Plans were laid even before the inauguration to eliminate the “Waters of the United States” or Clean Water Rule. In 2001 and 2006, two oblique Supreme Court rulings cast doubt on the extent of the CWA’s jurisdiction, and the Obama Administration engaged in a lengthy rulemaking process to clarify the authority of the CWA to protect small streams and wetlands that contribute to the drinking water supplies of one in three Americans. After years of painstaking scientific, economic and legal analysis, hundreds of public meetings, and a comment period that produced over a million comments, the Clean Water Rule was adopted, reaffirming the CWA’s authority. Shortly after taking office, President Trump and Administrator Pruitt launched an effort to sweep away this carefully crafted rule and once again expose hundreds of thousands of miles of small streams and wetlands to unregulated pollution and degradation.
So, at a time when action to protect the nation’s water resources should be ramping up – according to a recent poll the public’s concerns about clean water are at their highest level in over 15 years – the Trump Administration is doing exactly the opposite. And don’t let the Administration’s much ballyhooed initiative on infrastructure (which the president may tout in his speech) fool you. A draft of the plan that began circulating a few days ago reveals it to be an industry wish list of exemptions from the nation’s bedrock environmental laws that would further undermine protection for rivers, streams and clean water.

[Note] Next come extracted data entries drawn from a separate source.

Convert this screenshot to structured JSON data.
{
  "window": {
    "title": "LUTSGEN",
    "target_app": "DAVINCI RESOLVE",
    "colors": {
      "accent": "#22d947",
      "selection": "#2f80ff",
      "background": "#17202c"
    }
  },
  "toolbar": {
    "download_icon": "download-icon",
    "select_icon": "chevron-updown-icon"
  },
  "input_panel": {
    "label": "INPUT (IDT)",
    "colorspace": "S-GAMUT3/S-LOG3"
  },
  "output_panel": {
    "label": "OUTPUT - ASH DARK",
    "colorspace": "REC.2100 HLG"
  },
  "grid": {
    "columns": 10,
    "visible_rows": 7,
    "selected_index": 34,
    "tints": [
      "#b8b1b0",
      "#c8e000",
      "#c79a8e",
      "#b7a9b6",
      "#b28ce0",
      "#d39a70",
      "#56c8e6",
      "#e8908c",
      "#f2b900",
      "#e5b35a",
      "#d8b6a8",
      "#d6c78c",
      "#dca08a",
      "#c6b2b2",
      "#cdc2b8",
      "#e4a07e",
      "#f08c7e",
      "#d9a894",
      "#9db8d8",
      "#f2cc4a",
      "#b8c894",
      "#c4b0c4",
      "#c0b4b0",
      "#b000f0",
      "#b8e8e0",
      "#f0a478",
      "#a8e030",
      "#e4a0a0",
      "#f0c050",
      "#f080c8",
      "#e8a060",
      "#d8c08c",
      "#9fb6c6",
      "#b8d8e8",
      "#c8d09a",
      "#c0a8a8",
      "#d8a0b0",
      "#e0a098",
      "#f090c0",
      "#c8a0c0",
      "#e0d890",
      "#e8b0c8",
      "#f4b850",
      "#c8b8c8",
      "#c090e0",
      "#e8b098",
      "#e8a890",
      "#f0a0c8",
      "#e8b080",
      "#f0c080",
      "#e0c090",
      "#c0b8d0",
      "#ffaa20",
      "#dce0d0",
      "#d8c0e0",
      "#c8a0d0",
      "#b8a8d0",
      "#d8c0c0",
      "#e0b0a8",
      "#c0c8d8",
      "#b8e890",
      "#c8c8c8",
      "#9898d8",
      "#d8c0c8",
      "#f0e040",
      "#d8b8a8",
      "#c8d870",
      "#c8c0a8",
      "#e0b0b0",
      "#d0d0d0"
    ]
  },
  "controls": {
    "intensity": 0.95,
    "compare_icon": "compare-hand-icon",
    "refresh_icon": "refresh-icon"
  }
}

If that sounds bleak…well…it is pretty bleak. Fortunately, folks all over the country are rising to meet the challenge of protecting rivers and clean water despite the headwinds created by a president hostile to environmental protection. American Rivers and allies will challenge the rollback of the Clean Water rule in federal court, arguing that the administration’s effort to sweep away the rule is not only unwise but unlawful. States from California to Maryland are investing in water infrastructure the right way, with dam removal and river and floodplain restoration projects that promote water quality, improve public safety, and provide wildlife habitat and recreational opportunities. Partnerships between landowners, NGOs, local governments and Native American tribes are implementing watershed restoration and management projects that benefit local communities as well as fish and wildlife. Cities across the country are pioneering integrated water management approaches to secure drinking water supplies and better manage pollution from sewer overflows and urban run-off. Stakeholders are working together to better allocate scarce water resources in response to drought, and promoting natural infrastructure – rivers floodplains, and wetlands – that can often be as effective as concrete and pipes at purifying and delivering drinking water to communities, and at a significantly reduced cost.
None of this can replace an active federal government promoting strong protection for rivers and clean water and investing the billions of dollars necessary to effectively address the decay of our water infrastructure. Until we return to that kind of federal leadership, we must do everything we can to hold the line for rivers and clean water.